3d printing titanium powder


Q: What methods can be used to 3D print titanium parts?

A: Titanium is primarily printed by powder bed fusion using selective laser melting (SLM) and electron beam melting (EBM). Wire-based methods like laser metal deposition (LMD) and weld-based directed energy deposition (DED) are also possible but less common.

Q: Does titanium powder for AM require special storage or handling?

A: Yes, titanium reacts readily with air so the powder must be stored and processed under inert atmosphere using argon or nitrogen gas.
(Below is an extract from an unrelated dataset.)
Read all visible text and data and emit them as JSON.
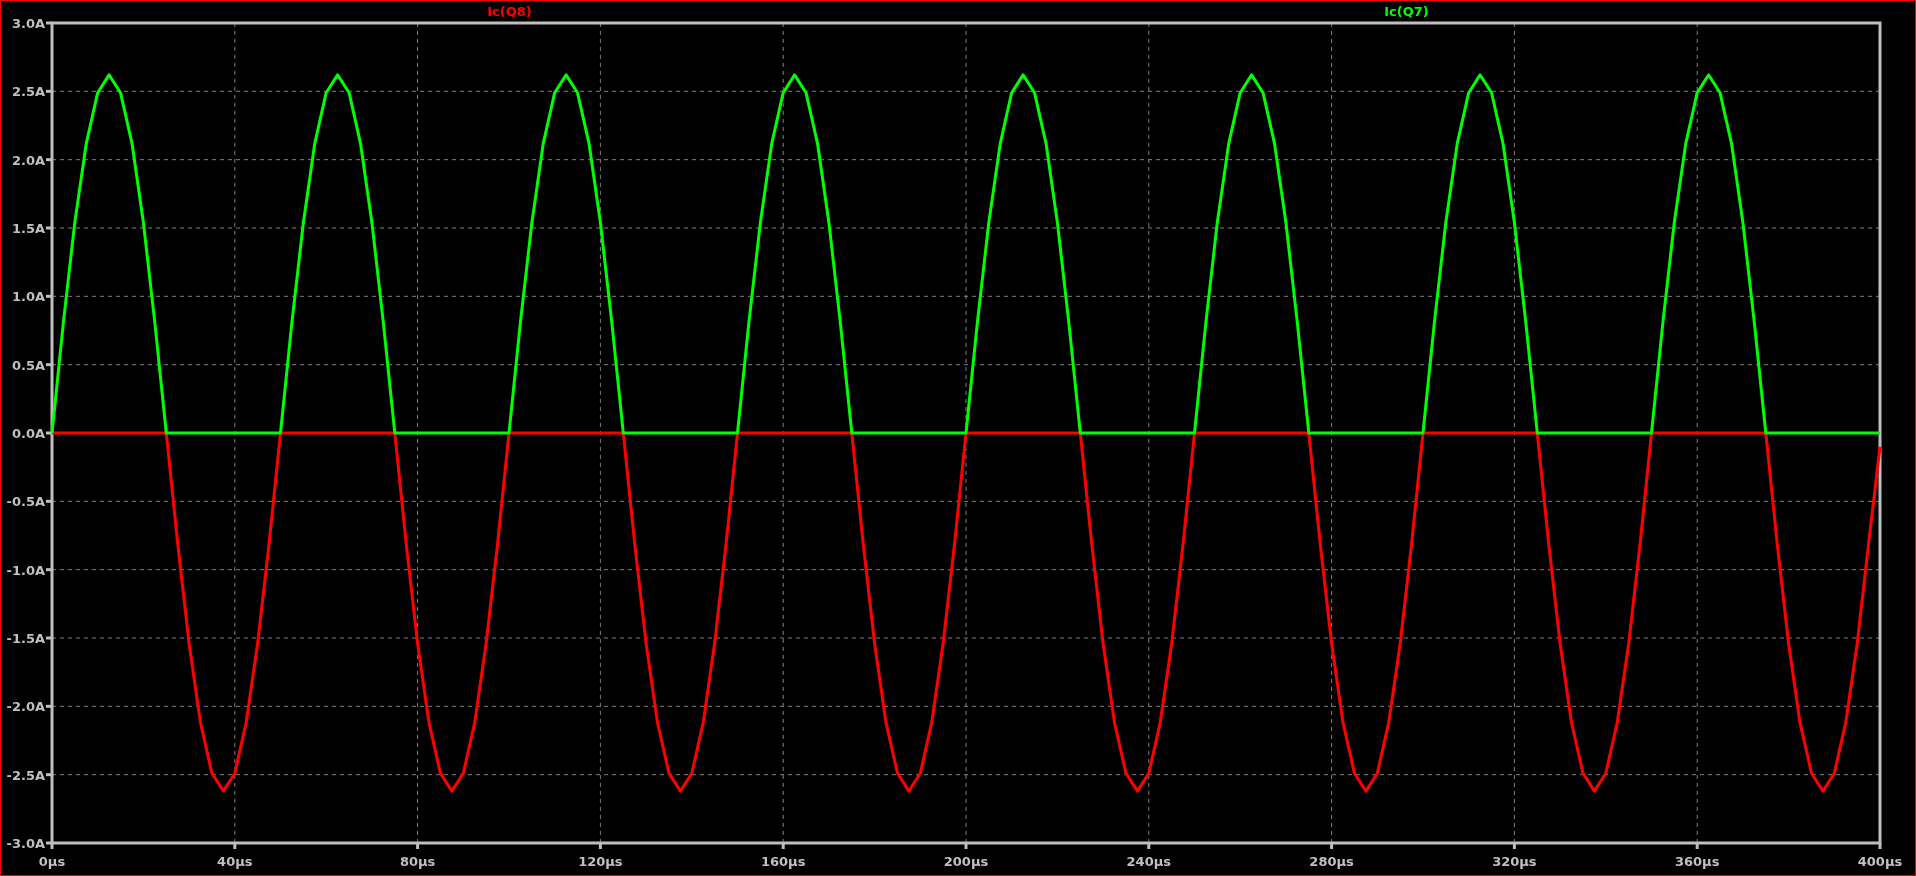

Flammable environments and ignition sources must be avoided. Operators should wear protective equipment when handling titanium powder.

Q: What causes porosity issues in titanium AM parts?

A: High cooling rates lead to gas entrapment causing lack of fusion defects. Optimization of parameters like power, speed, hatch spacing, focus offset and powder layer density are required to minimize porosity. Hot isostatic pressing (HIP) can also help densify parts after initial printing.

Q: Why is it hard to achieve smooth titanium surfaces directly after AM processing?

A: Partially melted titanium powder can adhere to surfaces causing a rough finish. Tumbling, sandblasting, milling, grinding and polishing are secondary operations used to smooth titanium printed parts. Chemically or electrochemically finishing processes are also used.

Q: Can you 3D print commercially pure titanium?

A: Yes, grades 1 through 4 unalloyed CP titanium powder meeting ASTM standards like B348 for composition and particle size distribution can be used to print pure titanium components for applications needing high ductility like bone implants and chemical plants.